CREATE TABLE #Sentense (
	Sentense VARCHAR(1000) NOT NULL,
	WordExist varchar(1000) NULL 
	);
INSERT #Sentense (Sentense) VALUES
	('This is a dog'),
	('I saw a cat and a dog'),
	('I love mouse and dogs'),
	('I love you'),
	('I like bananna'),
	('Cats and dogs living together');

IF OBJECT_ID('tempdb..#Word', 'U') IS NOT NULL 
DROP TABLE #Word;

CREATE TABLE #Word (
	Word VARCHAR(20) NOT NULL 
	);
INSERT #Word (Word) VALUES
	('dog'), ('cat'), ('mouse');

--==============================================

UPDATE s SET 
	s.WordExist = STUFF(we.WordExist, 1, 2, '')
FROM
	#Sentense s
	CROSS APPLY (
			SELECT 
				CONCAT(', ', w.Word)
			FROM 
				#Word w
			WHERE 
				s.Sentense LIKE '%' + w.Word + '%'
			FOR XML PATH('')
			) we (WordExist);


SELECT * FROM #Sentense s;

HTH,
Jason

Kristen · July 24, 2017, 1:09pm

	, ('Category dogma')

?

Jason_A_Long · July 24, 2017, 1:18pm

Looks at the OP test data... "dogs" = "dog"...
Tells me that they want a "contains" match...

Kristen · July 24, 2017, 1:40pm

Hehehe ... yeah, I'm used to a decent spec too ... but in here I take a much broader assumption ....

Root-words much harder of course ... even "exact words" is reasonably hard, assuming that the delimiter cannot be guaranteed to be a space, or a set of easily handled characters.

But there again the underlying question might be actually about proprietary part numbers, or somesuch, which are inherently unique and won't give any false positives ...

Jason_A_Long · July 24, 2017, 2:17pm

I've been asked to do this sot of thing before and it's been my experience that those making the request don't tend to think through the ramifications of what they're asking for.

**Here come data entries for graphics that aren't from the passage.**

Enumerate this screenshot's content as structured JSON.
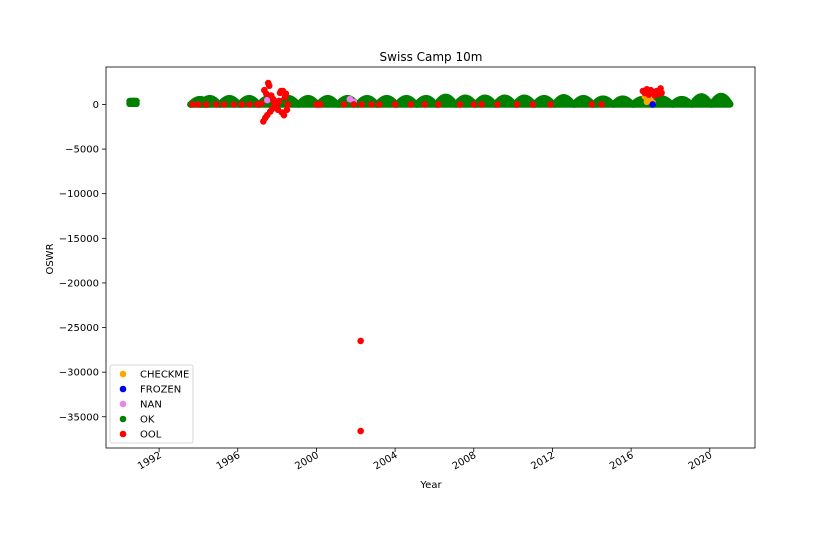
{
  "chart_data": {
    "type": "scatter",
    "title": "Swiss Camp 10m",
    "xlabel": "Year",
    "ylabel": "OSWR",
    "xlim": [
      1989.3,
      2022.3
    ],
    "ylim": [
      -38500,
      4200
    ],
    "x_ticks": [
      1992,
      1996,
      2000,
      2004,
      2008,
      2012,
      2016,
      2020
    ],
    "x_tick_labels": [
      "1992",
      "1996",
      "2000",
      "2004",
      "2008",
      "2012",
      "2016",
      "2020"
    ],
    "y_ticks": [
      0,
      -5000,
      -10000,
      -15000,
      -20000,
      -25000,
      -30000,
      -35000
    ],
    "y_tick_labels": [
      "0",
      "−5000",
      "−10000",
      "−15000",
      "−20000",
      "−25000",
      "−30000",
      "−35000"
    ],
    "grid": false,
    "legend_position": "lower-left",
    "series": [
      {
        "name": "CHECKME",
        "color": "#ffa500",
        "points": [
          [
            2016.8,
            300
          ],
          [
            2016.9,
            600
          ],
          [
            2017.0,
            400
          ],
          [
            2017.1,
            200
          ],
          [
            2016.7,
            900
          ]
        ]
      },
      {
        "name": "FROZEN",
        "color": "#0000ff",
        "points": [
          [
            2017.1,
            0
          ]
        ]
      },
      {
        "name": "NAN",
        "color": "#ee82ee",
        "points": [
          [
            1997.5,
            500
          ],
          [
            1998.0,
            300
          ],
          [
            2001.7,
            600
          ],
          [
            2001.9,
            300
          ]
        ]
      },
      {
        "name": "OK",
        "color": "#008000",
        "seasons": [
          {
            "year": 1990,
            "amp": 550
          },
          {
            "year": 1993,
            "amp": 600
          },
          {
            "year": 1994,
            "amp": 700
          },
          {
            "year": 1995,
            "amp": 700
          },
          {
            "year": 1996,
            "amp": 700
          },
          {
            "year": 1997,
            "amp": 700
          },
          {
            "year": 1998,
            "amp": 700
          },
          {
            "year": 1999,
            "amp": 700
          },
          {
            "year": 2000,
            "amp": 700
          },
          {
            "year": 2001,
            "amp": 700
          },
          {
            "year": 2002,
            "amp": 700
          },
          {
            "year": 2003,
            "amp": 700
          },
          {
            "year": 2004,
            "amp": 700
          },
          {
            "year": 2005,
            "amp": 700
          },
          {
            "year": 2006,
            "amp": 850
          },
          {
            "year": 2007,
            "amp": 750
          },
          {
            "year": 2008,
            "amp": 750
          },
          {
            "year": 2009,
            "amp": 750
          },
          {
            "year": 2010,
            "amp": 750
          },
          {
            "year": 2011,
            "amp": 700
          },
          {
            "year": 2012,
            "amp": 800
          },
          {
            "year": 2013,
            "amp": 700
          },
          {
            "year": 2014,
            "amp": 650
          },
          {
            "year": 2015,
            "amp": 650
          },
          {
            "year": 2016,
            "amp": 600
          },
          {
            "year": 2017,
            "amp": 650
          },
          {
            "year": 2018,
            "amp": 600
          },
          {
            "year": 2019,
            "amp": 900
          },
          {
            "year": 2020,
            "amp": 950
          }
        ]
      },
      {
        "name": "OOL",
        "color": "#ff0000",
        "points": [
          [
            1993.7,
            0
          ],
          [
            1994.0,
            0
          ],
          [
            1994.4,
            0
          ],
          [
            1994.9,
            0
          ],
          [
            1995.3,
            0
          ],
          [
            1995.8,
            0
          ],
          [
            1996.2,
            0
          ],
          [
            1996.6,
            0
          ],
          [
            1997.0,
            0
          ],
          [
            1997.2,
            100
          ],
          [
            1997.3,
            -1900
          ],
          [
            1997.35,
            1600
          ],
          [
            1997.4,
            -1500
          ],
          [
            1997.45,
            1200
          ],
          [
            1997.5,
            -1200
          ],
          [
            1997.55,
            2400
          ],
          [
            1997.6,
            2100
          ],
          [
            1997.65,
            -800
          ],
          [
            1997.7,
            1000
          ],
          [
            1997.75,
            -500
          ],
          [
            1997.8,
            600
          ],
          [
            1997.85,
            200
          ],
          [
            1997.9,
            -300
          ],
          [
            1997.95,
            300
          ],
          [
            1998.0,
            100
          ],
          [
            1998.05,
            -600
          ],
          [
            1998.1,
            400
          ],
          [
            1998.15,
            1300
          ],
          [
            1998.2,
            1500
          ],
          [
            1998.25,
            -900
          ],
          [
            1998.3,
            1500
          ],
          [
            1998.35,
            -1200
          ],
          [
            1998.4,
            800
          ],
          [
            1998.45,
            1200
          ],
          [
            1998.5,
            -600
          ],
          [
            1998.55,
            0
          ],
          [
            2000.0,
            0
          ],
          [
            2000.2,
            0
          ],
          [
            2001.4,
            0
          ],
          [
            2001.9,
            0
          ],
          [
            2002.3,
            0
          ],
          [
            2002.8,
            0
          ],
          [
            2003.2,
            0
          ],
          [
            2004.0,
            0
          ],
          [
            2004.8,
            0
          ],
          [
            2005.5,
            0
          ],
          [
            2006.2,
            0
          ],
          [
            2007.3,
            0
          ],
          [
            2008.0,
            0
          ],
          [
            2008.4,
            0
          ],
          [
            2009.2,
            0
          ],
          [
            2010.2,
            0
          ],
          [
            2011.0,
            0
          ],
          [
            2011.9,
            0
          ],
          [
            2014.0,
            0
          ],
          [
            2014.5,
            0
          ],
          [
            2016.6,
            1500
          ],
          [
            2016.7,
            1300
          ],
          [
            2016.8,
            1700
          ],
          [
            2016.9,
            1100
          ],
          [
            2017.0,
            1600
          ],
          [
            2017.1,
            1400
          ],
          [
            2017.2,
            1000
          ],
          [
            2017.3,
            1500
          ],
          [
            2017.4,
            1200
          ],
          [
            2017.5,
            1800
          ],
          [
            2017.55,
            1300
          ],
          [
            2002.25,
            -26500
          ],
          [
            2002.25,
            -36600
          ]
        ]
      }
    ]
  }
}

In the end, depending on what's needed, this type of solution can be as simple as what I posted above to insanely complex "fuzzy logic" matching.
Until the OP comes back with some clarification, we really don't know, and I'm not going to waste my time coding a complex solution based on a , possible incorrect, hunch.

Kristen · July 24, 2017, 2:42pm

You and me both

have emoji changed I wonder? I went looking for one, found loads of new ones (or so it seems to me) ... a Thumbs Up would have been nice to use ... but amongst the hundreds ... didn't find one of those at all.

Jason_A_Long · July 24, 2017, 3:20pm

No idea... I'm still relatively new to this forum.

Eithan · July 25, 2017, 8:11am

Wow ! @Jason_A_Long, it's super helpful ! thank you very much ! it runs 4.5 minutes and gives me exactly what I need.
You rock !

Eithan

Eithan · July 25, 2017, 8:12am

Thank you all for your answers !

E

sasit · July 25, 2017, 8:14am

Hi Jason,

Thanks a lot for the solution.
it's work great on production (~4:30 minutes) .

just to emphasize your solution, i stopped the cursor after one hour on production.

well done.

Sasi

JeffModen · August 4, 2017, 1:21am

I have to ask, how big are the sentences in bytes? For example, are they all <= 8000 bytes each? Also, what is the data-type of the column the sentences are in?